Markus Alexander Lenz, Genie und Blut: Rassedenken in der italienischen Philologie des neunzehnten Jahrhunderts (Paderborn: Fink, 2014), kart., 405 S.

Die vorliegende Doktorarbeit, entstanden im Kontext der Emmy Noether-Nachwuchsgruppe „Philologie und Rassismus im 19. Jahrhundert“ an der Universität Potsdam, führt ein nach Zahl und Umfang nachgerade erschlagend umfangreiches Textcorpus zum Thema der anthropologischen oder ethnischen Übertragungen philologischen Wissens im 19. Jh. in Italien vor1. Sie beschränkt sich dabei vernünftigerweise nicht auf die professionellen Philologen, sondern bezieht auch sprachmorphologische Ausführungen von Historikern (z.B. Cesare Cantù, Cesare Balbo, Giandomenico Romagnosi, Gabriele Rosa u.a.), „polytechnischen“ Gesellschaftsreformern (Carlo Cattaneo) sowie Literaten (Manzoni, Leopardi, Carducci) mit ein. Grundthese, die all dies Material zusammenbringt, ist die historische Annahme, „Rassismus (sei) die Ursünde der Philologie“ (19), der man aber durchaus entgegensteuern könne und die somit nicht alternativlos sei.
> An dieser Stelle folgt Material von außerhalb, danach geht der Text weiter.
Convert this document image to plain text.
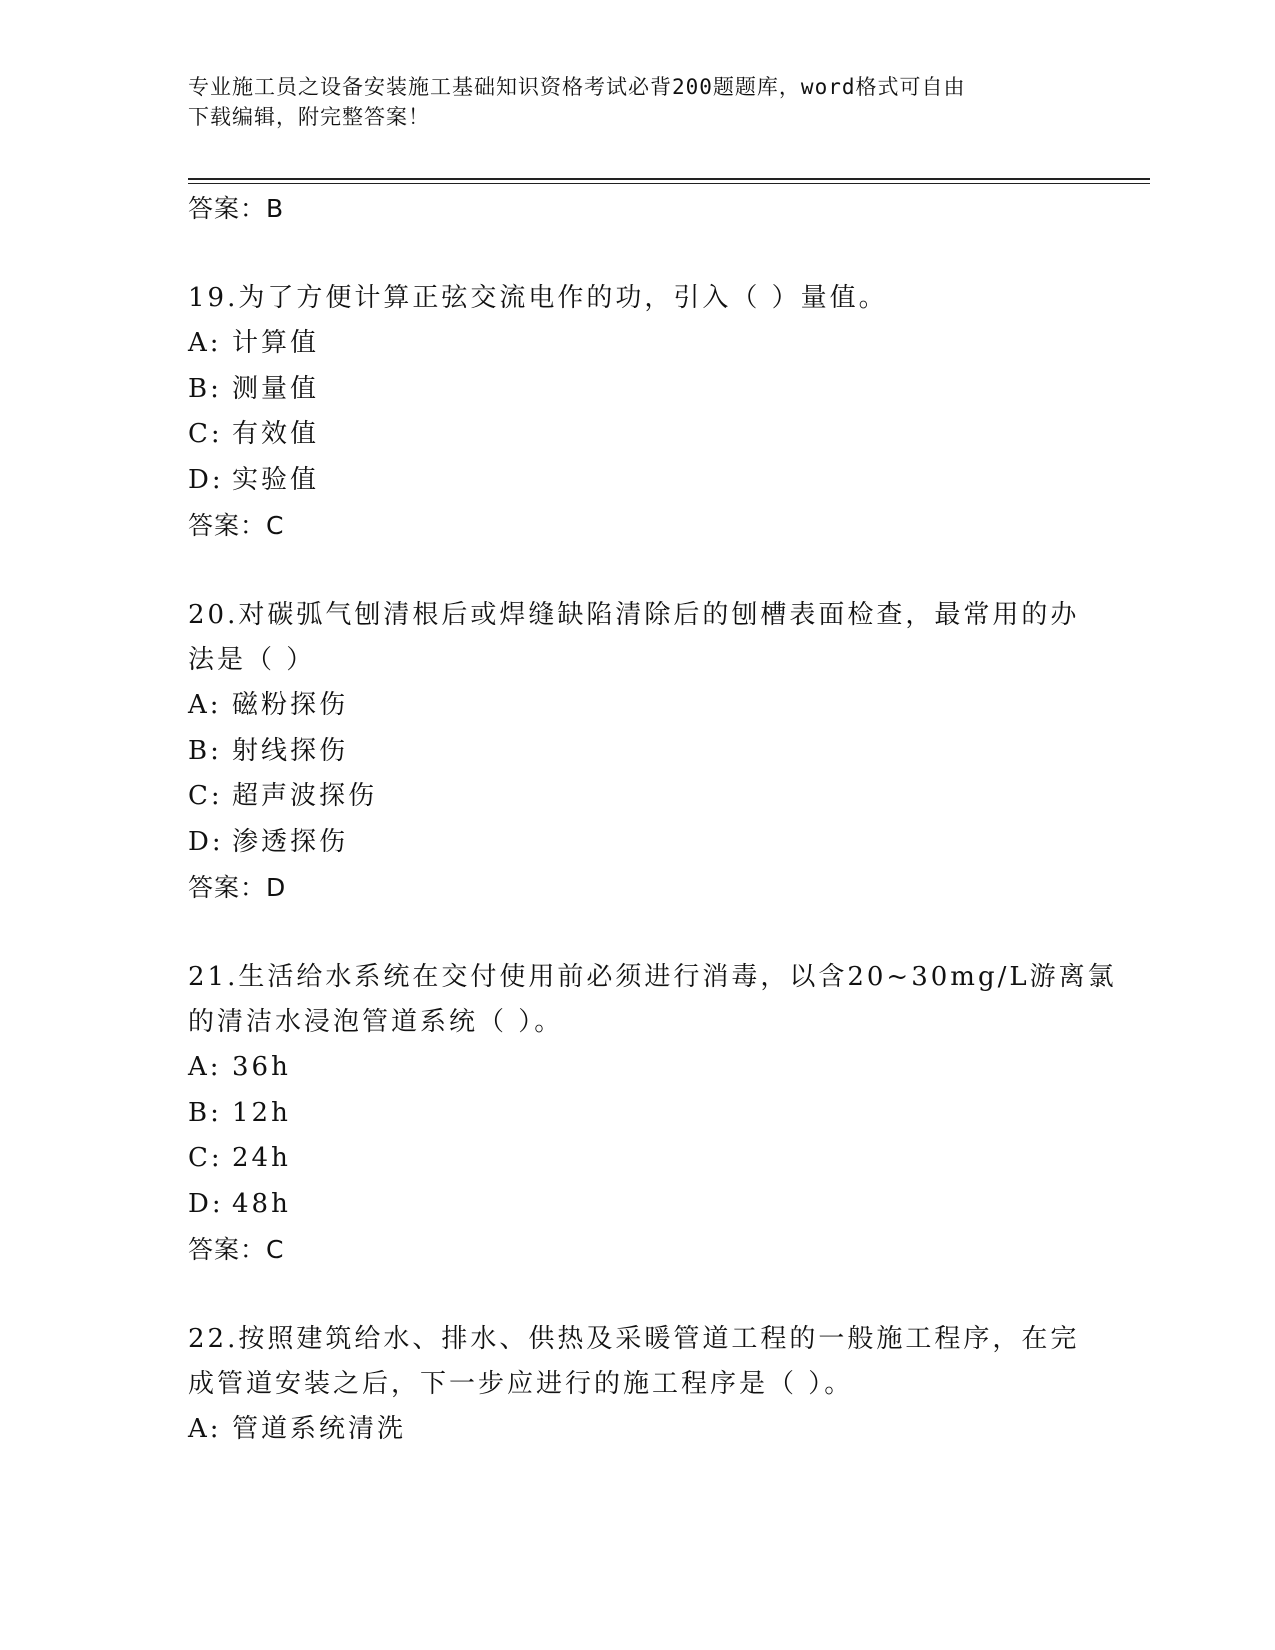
专业施工员之设备安装施工基础知识资格考试必背200题题库，word格式可自由
下载编辑，附完整答案！
答案：B
19.为了方便计算正弦交流电作的功，引入（ ）量值。
A: 计算值
B: 测量值
C: 有效值
D: 实验值
答案：C
20.对碳弧气刨清根后或焊缝缺陷清除后的刨槽表面检查，最常用的办
法是（ ）
A: 磁粉探伤
B: 射线探伤
C: 超声波探伤
D: 渗透探伤
答案：D
21.生活给水系统在交付使用前必须进行消毒，以含20~30mg/L游离氯
的清洁水浸泡管道系统（ ）。
A: 36h
B: 12h
C: 24h
D: 48h
答案：C
22.按照建筑给水、排水、供热及采暖管道工程的一般施工程序，在完
成管道安装之后，下一步应进行的施工程序是（ ）。
A: 管道系统清洗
In der Tat genügt ein Blick in die Schriften des Altphilologen Friedrich Nietzsche, vor allem etwa in Wir Philologen, um zu erkennen, dass die Philologie eher geeignet ist, substanzialistische Voraussetzungen aufzulösen, als sie festzuklopfen.

Seit der Entdeckung des Sanskrit durch William Jones in der Mitte des 18. Jhs., drehten sich die sprachhistorischen und -vergleichenden Debatten des 19. Jhs. im wesentlichen um den Gegensatz zwischen indoeuropäischen und semitischen Sprachen, der durch Friedrich Schlegel, Max Müller, Ernest Renan, Arthur de Gobineau u.a. (in unterschiedlicher Weise) rassenkundlich aufgeladen und fixiert wurde. Die Attraktivität des arisch-semitischen Schemas vor allem nach 1861, als die Nation sich zwar politisch, jedoch nicht linguistisch konstituiert hatte, führt der Autor, wie ich denke, zutreffend darauf zurück, dass dieses Narrativ eine griffige (und ebenso eschatologische) Alternative zur klerikalen Geschichtserzählung bereitstellte (106) und folglich im politischen Kontext des Verhältnisses zwischen italienischer Monarchie und katholischer Kirche interpretiert werden muss. Die vorliegende Arbeit nimmt jedoch darüber hinaus noch Untersuchungen des Japanischen, Chinesischen, Koptischen sowie nordkaukasischer Sprachen u.a. auf, soweit sie von italienischen Philologen der Epoche angestellt wurden, was die Übersichtlichkeit der Argumentation manchmal akut gefährdet. Mit der Vorführung all dieser Texte erobert der Autor zumindest der deutschsprachigen Romanistik echtes Neuland, denn von wenigen Ausnahmen abgesehen (z.B. Ugo A. Canello) sind sie bislang sehr wenig frequentiert worden. Die italienische Forschungslage allerdings sieht ganz anders aus, man denke nur an die Arbeiten von Sebastiano Timpanaro, die in Deutschland auch nicht die Prominenz erlangt haben, die ihnen gebührt hätte.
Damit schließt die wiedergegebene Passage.